Perceba que os apóstolos receberam as revelações para a Igreja em meio à situações práticas. Eles nunca se reuniram numa mesa redonda para desenhar um esquema de doutrina e prática para as igrejas. Eles saíam para a obra e se deparavam com situações desesperadoras, e em meio a tais situações, até mesmo em desespero, eles precisavam ir até a presença de Deus e obter revelação. O Novo Testamento é o livro mais prático de todos, porque nasceu de situações de pressão. O Senhor trazia à luz àquelas situações. A revelação de Cristo nas emergências é a maneira de mantê-Lo vivo para os seus.

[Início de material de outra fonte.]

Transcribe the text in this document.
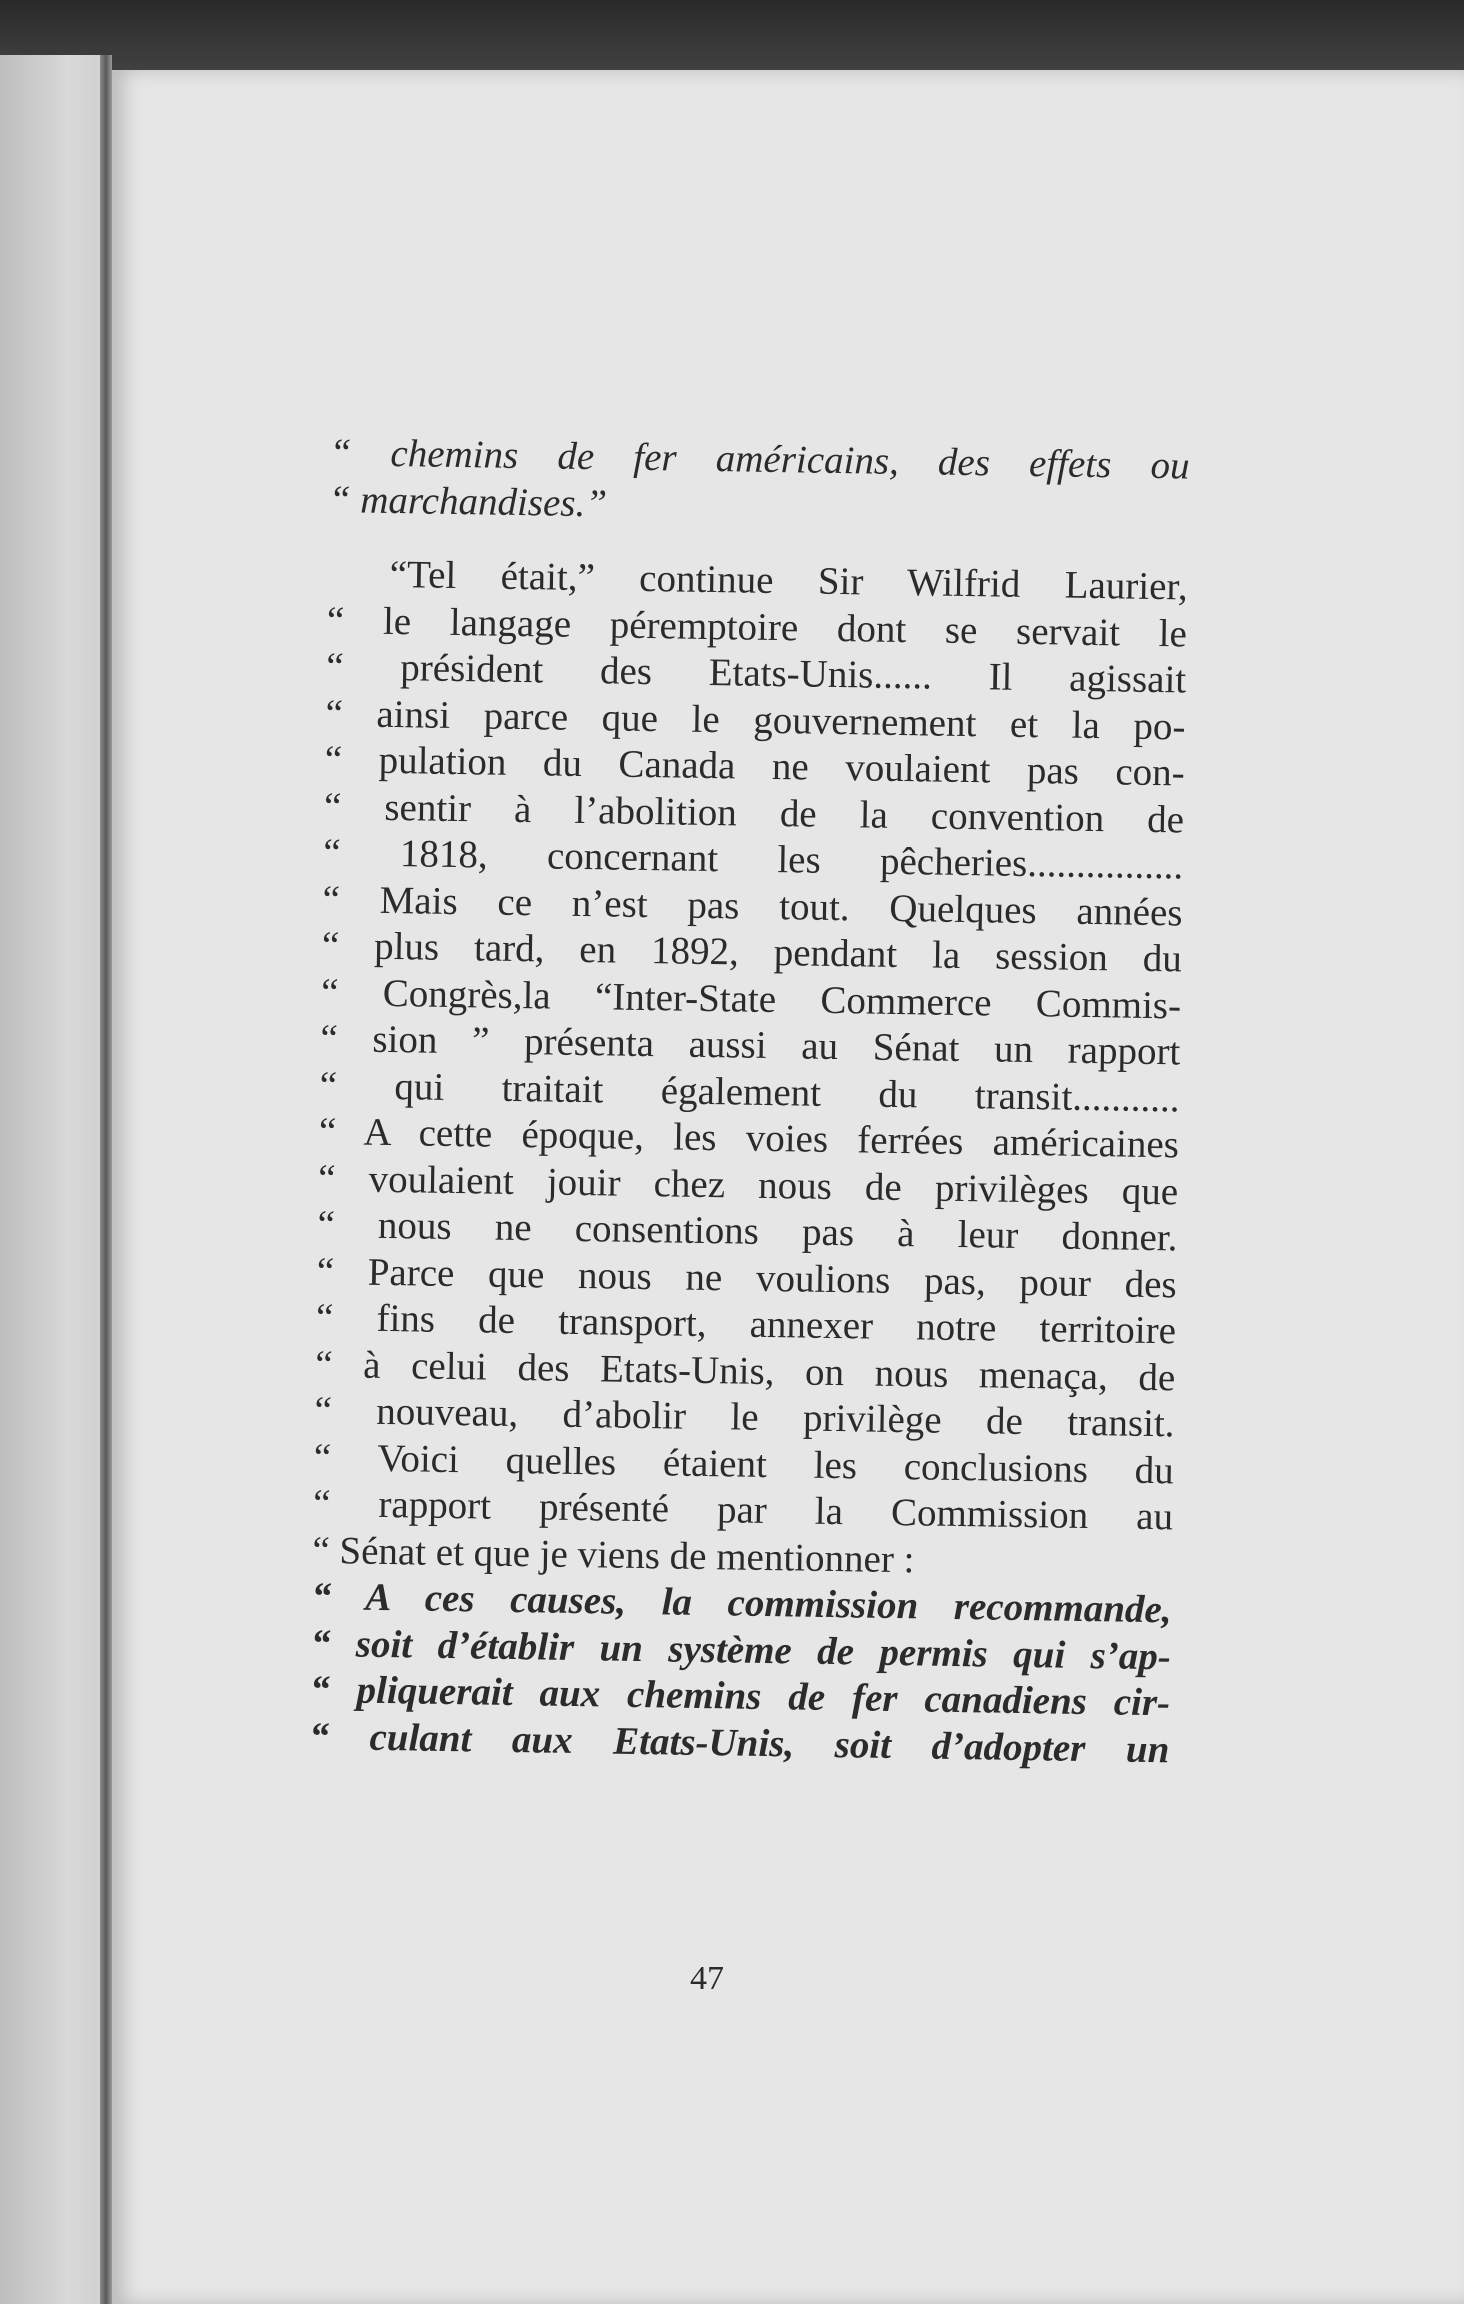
“ chemins de fer américains, des effets ou
“ marchandises.”
“Tel était,” continue Sir Wilfrid Laurier,
“ le langage péremptoire dont se servait le
“ président des Etats-Unis...... Il agissait
“ ainsi parce que le gouvernement et la po-
“ pulation du Canada ne voulaient pas con-
“ sentir à l’abolition de la convention de
“ 1818, concernant les pêcheries................
“ Mais ce n’est pas tout. Quelques années
“ plus tard, en 1892, pendant la session du
“ Congrès,la “Inter-State Commerce Commis-
“ sion ” présenta aussi au Sénat un rapport
“ qui traitait également du transit...........
“ A cette époque, les voies ferrées américaines
“ voulaient jouir chez nous de privilèges que
“ nous ne consentions pas à leur donner.
“ Parce que nous ne voulions pas, pour des
“ fins de transport, annexer notre territoire
“ à celui des Etats-Unis, on nous menaça, de
“ nouveau, d’abolir le privilège de transit.
“ Voici quelles étaient les conclusions du
“ rapport présenté par la Commission au
“ Sénat et que je viens de mentionner :
“ A ces causes, la commission recommande,
“ soit d’établir un système de permis qui s’ap-
“ pliquerait aux chemins de fer canadiens cir-
“ culant aux Etats-Unis, soit d’adopter un
47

Então essa é a razão do Senhor nos manter em situações tão extremas e reais. O Senhor se opõe a nós quando nos lançarmos em linhas teóricas e técnicas a respeito da verdade. Vamos deixar de adotar a técnica como um fim, reconhecendo que embora o Novo Testamento tenha em si uma técnica, nós não poderemos simplesmente tomá-la e aplicá-la em nossas circunstâncias. Devemos entrar nas situações do Novo Testamento, a fim de obter a revelação de Cristo para enfrenta-las. Assim, o caminho do Espírito Santo para conosco é nos trazer para dentro de situações, necessidades e condições vivas nas quais somente um conhecimento novo do Senhor Jesus pode redundar em nossa libertação, salvação e vida. Ele nos dará a revelação da Pessoa, não da verdade, e assim veremos Cristo de uma maneira que supre a nossa necessidade. Não estamos recebendo de "algo", mas "dEle".

Ele é a Palavra. "No princípio era o Verbo", e o significado desta designação é exatamente esse, que Deus se fez inteligível para nós em uma Pessoa, não num livro. Deus não escreveu primeiramente um livro, embora tenhamos a Bíblia em nossas mãos. Deus escreveu uma Pessoa. Em um de seus panfletos, Dr. A. B. Simpson traz-nos a seguinte ilustração. Ele diz que em uma ocasião viu a Constituição dos Estados Unidos escrita num pergaminho. Ele estava próximo a ela, e podia ler todos os seus detalhes. Mas, quando se afastava um pouco daquele pergaminho, tudo o que podia ver era a cabeça de George Washington gravada nele. Então se aproximou novamente e percebeu que a Constituição tinha sido escrita de maneira que pudesse assumir, à certa distância, a forma da cabeça de George Washington. Deus escreveu a revelação de Si mesmo na Pessoa de Seu Filho, no Senhorio do Senhor Jesus, e não poderemos conhecer a constituição do céu fora da Pessoa. A constituição do céu é a Pessoa na forma do Filho de Deus.

Acredito que podemos tomar esses fatos e buscar o Senhor Jesus a respeito. Não peça por luz simplesmente como algo em si, mas busque o pleno conhecimento do Senhor Jesus. Este é o único caminho vivo para conhecê-Lo. Lembre-se, Deus sempre mantém o conhecimento de Si mesmo em Cristo atrelado à situações práticas. Nós precisaremos vivenciar as situações. O Espírito Santo irá nos conduzir, se estivermos em Suas mãos, para dentro de situações que demandarão por um novo conhecimento do Senhor. Por outro lado, se estivermos numa situação muito difícil, então estaremos numa posição ideal para pedir pela revelação do Senhor.